The idea for the Best Practice Guidelines (BPG) Program was formed when I was a director of nursing at Toronto’s Mount Sinai Hospital (now Sinai Health). From 1990 to 1996, I led for the hospital a solid journey of evidence-based practice alongside our frontline colleagues. Then, in 1992, the Pan American Health Organization, which is part of the World Health Organization, asked me to lead the development of centres of excellence for rehabilitation (my clinical area of expertise) based on evidence. It was only natural that when I moved to RNAO, I was determined as executive director to expand these experiences into opportunities for all. 

Transforming Nursing Through Knowledge (published in 2018) is our detailed account of the evolution of the BPG program – and of how evidence forms its foundation. In the concluding chapter, we argue that evidence is crucial to our work, but it cannot stand alone. It must be anchored in values and the courage of nurses and nursing students to speak out about its impact. 

At RNAO, we refuse to let BPGs gather dust on shelves. Our approach integrates evidence into implementation science frameworks, powering current and future nurses to be change agents and to engage persons (patients/clients/residents) to understand how evidence-based and compassionate practices improve their care and outcomes. Thanks to tools like Nursing Quality Indicators for Research and Evaluation® (NQuIRE®) and MyBPSO, we measure outcomes and provide practitioners and system leaders with real-time insights for rapid learning and continuous quality improvement. This philosophy, rooted in the three pillars of development, implementation and evaluation, has been the cornerstone of the BPG program since its inception with provincial government funding in 1999. 

Whether you have been involved with a BPG, worked with a BPSO, acted as a panelist, external reviewer, or international champion – we would not be where we are today without you. 
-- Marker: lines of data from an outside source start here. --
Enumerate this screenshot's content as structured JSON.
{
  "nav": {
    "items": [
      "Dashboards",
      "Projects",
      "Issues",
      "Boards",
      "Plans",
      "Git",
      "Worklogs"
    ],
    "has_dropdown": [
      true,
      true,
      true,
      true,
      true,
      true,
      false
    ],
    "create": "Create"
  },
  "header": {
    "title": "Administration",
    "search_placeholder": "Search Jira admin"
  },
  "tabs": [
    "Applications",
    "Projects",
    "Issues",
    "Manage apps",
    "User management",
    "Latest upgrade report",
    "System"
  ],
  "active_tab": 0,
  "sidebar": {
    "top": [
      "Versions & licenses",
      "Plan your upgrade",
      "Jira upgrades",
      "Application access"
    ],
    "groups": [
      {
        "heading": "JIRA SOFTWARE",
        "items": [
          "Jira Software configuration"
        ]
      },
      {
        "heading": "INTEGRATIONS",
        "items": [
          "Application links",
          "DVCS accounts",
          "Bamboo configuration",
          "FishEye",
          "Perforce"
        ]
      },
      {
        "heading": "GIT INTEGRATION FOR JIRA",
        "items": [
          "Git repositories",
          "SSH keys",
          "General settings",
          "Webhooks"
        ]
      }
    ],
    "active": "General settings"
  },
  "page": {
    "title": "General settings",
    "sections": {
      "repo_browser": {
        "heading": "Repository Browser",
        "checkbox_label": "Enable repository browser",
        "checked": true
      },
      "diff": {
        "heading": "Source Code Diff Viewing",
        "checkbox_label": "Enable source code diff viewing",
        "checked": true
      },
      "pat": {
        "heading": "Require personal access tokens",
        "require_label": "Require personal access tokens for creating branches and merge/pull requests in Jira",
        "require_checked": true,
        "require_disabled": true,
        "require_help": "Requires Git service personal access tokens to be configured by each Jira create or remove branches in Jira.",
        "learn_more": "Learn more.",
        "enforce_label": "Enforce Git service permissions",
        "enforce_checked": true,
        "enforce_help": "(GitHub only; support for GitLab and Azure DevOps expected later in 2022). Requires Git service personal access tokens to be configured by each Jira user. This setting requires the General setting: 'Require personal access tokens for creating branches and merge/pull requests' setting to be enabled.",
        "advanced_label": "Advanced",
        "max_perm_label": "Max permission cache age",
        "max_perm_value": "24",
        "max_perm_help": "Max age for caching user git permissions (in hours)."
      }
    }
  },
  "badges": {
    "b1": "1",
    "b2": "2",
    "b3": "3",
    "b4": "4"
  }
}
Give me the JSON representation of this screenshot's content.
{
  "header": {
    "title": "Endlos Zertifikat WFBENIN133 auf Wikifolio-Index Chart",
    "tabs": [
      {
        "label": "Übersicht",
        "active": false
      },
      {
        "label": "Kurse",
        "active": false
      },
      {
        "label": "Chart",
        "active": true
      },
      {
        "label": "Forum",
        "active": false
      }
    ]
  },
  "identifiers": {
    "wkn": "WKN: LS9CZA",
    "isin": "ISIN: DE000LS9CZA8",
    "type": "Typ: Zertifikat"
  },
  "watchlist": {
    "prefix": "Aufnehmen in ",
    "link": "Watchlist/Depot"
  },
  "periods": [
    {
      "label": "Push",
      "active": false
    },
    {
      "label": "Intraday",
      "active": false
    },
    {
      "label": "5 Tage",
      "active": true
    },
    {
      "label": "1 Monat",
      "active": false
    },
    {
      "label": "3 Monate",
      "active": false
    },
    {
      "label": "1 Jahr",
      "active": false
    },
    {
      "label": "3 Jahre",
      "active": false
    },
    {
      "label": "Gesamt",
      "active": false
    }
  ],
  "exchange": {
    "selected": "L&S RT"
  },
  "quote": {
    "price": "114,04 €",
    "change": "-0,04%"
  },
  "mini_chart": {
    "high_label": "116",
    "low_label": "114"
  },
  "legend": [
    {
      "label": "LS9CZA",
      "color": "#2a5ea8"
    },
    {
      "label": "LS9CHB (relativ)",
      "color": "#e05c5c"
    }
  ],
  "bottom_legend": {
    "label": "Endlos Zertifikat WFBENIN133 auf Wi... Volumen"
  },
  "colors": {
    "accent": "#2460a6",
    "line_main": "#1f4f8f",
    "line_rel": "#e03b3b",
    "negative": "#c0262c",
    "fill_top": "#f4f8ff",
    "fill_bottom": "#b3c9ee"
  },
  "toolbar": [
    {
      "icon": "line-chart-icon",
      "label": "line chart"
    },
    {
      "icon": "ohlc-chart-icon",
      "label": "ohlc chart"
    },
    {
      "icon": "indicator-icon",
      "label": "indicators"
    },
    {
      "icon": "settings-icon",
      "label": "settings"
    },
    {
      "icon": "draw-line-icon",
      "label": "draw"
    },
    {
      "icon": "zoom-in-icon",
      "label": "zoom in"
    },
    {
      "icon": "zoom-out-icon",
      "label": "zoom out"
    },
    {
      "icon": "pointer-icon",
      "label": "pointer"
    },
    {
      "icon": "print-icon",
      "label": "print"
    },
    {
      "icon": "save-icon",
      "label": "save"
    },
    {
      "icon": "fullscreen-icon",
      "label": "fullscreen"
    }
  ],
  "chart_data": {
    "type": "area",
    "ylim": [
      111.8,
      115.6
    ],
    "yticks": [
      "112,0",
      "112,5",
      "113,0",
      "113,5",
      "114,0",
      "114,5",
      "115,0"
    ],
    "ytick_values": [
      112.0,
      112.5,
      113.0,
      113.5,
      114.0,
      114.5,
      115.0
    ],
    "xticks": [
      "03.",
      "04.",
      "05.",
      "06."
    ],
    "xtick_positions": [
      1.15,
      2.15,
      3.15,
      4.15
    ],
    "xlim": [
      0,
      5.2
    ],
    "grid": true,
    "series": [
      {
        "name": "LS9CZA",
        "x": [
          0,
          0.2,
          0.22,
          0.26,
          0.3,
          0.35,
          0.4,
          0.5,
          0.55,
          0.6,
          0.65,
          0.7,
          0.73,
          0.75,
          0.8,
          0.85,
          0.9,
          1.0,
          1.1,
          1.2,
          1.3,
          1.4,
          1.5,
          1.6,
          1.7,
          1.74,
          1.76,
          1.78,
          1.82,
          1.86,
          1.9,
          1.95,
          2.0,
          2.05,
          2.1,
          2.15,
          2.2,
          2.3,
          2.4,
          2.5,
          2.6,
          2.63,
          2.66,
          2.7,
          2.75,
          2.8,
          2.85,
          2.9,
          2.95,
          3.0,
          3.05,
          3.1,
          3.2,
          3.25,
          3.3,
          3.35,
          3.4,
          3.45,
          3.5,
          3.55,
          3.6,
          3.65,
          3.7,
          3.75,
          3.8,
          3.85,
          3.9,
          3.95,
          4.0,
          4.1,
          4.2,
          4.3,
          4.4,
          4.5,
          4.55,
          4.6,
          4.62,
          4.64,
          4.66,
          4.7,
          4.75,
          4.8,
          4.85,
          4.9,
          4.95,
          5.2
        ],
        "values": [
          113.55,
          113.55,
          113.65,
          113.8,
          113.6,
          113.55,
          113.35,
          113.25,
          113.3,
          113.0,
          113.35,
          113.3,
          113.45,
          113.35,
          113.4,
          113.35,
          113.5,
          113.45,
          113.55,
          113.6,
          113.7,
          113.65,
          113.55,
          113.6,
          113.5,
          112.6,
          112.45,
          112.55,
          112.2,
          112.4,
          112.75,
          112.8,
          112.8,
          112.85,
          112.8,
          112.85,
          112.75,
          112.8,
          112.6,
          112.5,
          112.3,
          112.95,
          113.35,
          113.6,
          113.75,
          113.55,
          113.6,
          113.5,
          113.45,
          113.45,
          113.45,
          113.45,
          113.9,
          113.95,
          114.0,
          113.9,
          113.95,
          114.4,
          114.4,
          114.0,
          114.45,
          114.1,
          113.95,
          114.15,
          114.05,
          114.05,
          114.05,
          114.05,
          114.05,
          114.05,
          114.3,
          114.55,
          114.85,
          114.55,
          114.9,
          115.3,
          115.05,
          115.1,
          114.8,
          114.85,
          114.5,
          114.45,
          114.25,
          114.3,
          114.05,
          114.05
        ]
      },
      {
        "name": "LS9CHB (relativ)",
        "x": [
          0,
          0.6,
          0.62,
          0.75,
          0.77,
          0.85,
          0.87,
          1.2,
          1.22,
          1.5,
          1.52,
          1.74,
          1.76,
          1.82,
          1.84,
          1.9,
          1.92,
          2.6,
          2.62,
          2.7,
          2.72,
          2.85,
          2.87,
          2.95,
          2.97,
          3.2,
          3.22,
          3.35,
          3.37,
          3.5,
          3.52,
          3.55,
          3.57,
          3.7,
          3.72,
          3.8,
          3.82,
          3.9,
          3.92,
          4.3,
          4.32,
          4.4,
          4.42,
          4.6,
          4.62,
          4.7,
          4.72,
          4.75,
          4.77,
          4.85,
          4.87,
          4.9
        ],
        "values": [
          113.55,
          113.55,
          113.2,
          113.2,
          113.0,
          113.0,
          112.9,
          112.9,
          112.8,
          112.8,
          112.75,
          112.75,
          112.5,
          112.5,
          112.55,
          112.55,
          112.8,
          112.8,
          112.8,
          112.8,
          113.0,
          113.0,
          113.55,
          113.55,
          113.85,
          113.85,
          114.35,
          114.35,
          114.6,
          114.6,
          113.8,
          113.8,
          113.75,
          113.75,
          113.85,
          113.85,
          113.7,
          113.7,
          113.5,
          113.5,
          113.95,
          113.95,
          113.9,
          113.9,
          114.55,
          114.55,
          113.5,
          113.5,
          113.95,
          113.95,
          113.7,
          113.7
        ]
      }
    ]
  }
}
My vision for the program was just that, a vision. It came to fruition through our collective work, involving – then and now – the participation of hundreds of thousands of people. Whether you have been involved with a BPG, worked with a BPSO, acted as a panelist, external reviewer, or international champion – we would not be where we are today without you.  

And there’s the expert RNAO staff. For more than two decades, we have attracted superb talent to the program, including nurses, statisticians, social scientists, AI experts, communications and information management and technology professionals, and more. Nurses who work at RNAO must have a master’s degree and several hold a PhD. And, we have exceptional coordinators whose logistical acumen ensures we deliver BPG after BPG. 

We are grateful to the provincial government for its unwavering support. Premiers, ministers, deputy ministers, civil servants, and our amazing provincial chief nurse officers – present-day and over the last quarter century – thank you for believing in us. Together, we deliver. And yet our work is not done. 

We cherish and take pride in our accomplishments and continuously look to the future. As champions of change, we search for what is new. And when we don’t find what we’re looking for, we create new paths. Such is the case with the forthcoming anti-Black racism BPG (read more on page 34) and the Leading Change Toolkit.  

We are continuously growing as professionals and as an association. What we contribute to clinical and organizational practices, policy and science today is so much more than anything I envisioned. 

What remains unchanged are our values and the anchoring in those values of person-centred care and health for all. This makes a difference for persons in all settings and sectors, their loved ones, and communities – regardless of the country they call home. Our impactful work matters to nurses, nursing students and other professionals because it matters to the people we serve. 

We know this to be true because the outcomes show this. And we need no further proof to keep growing on this important path.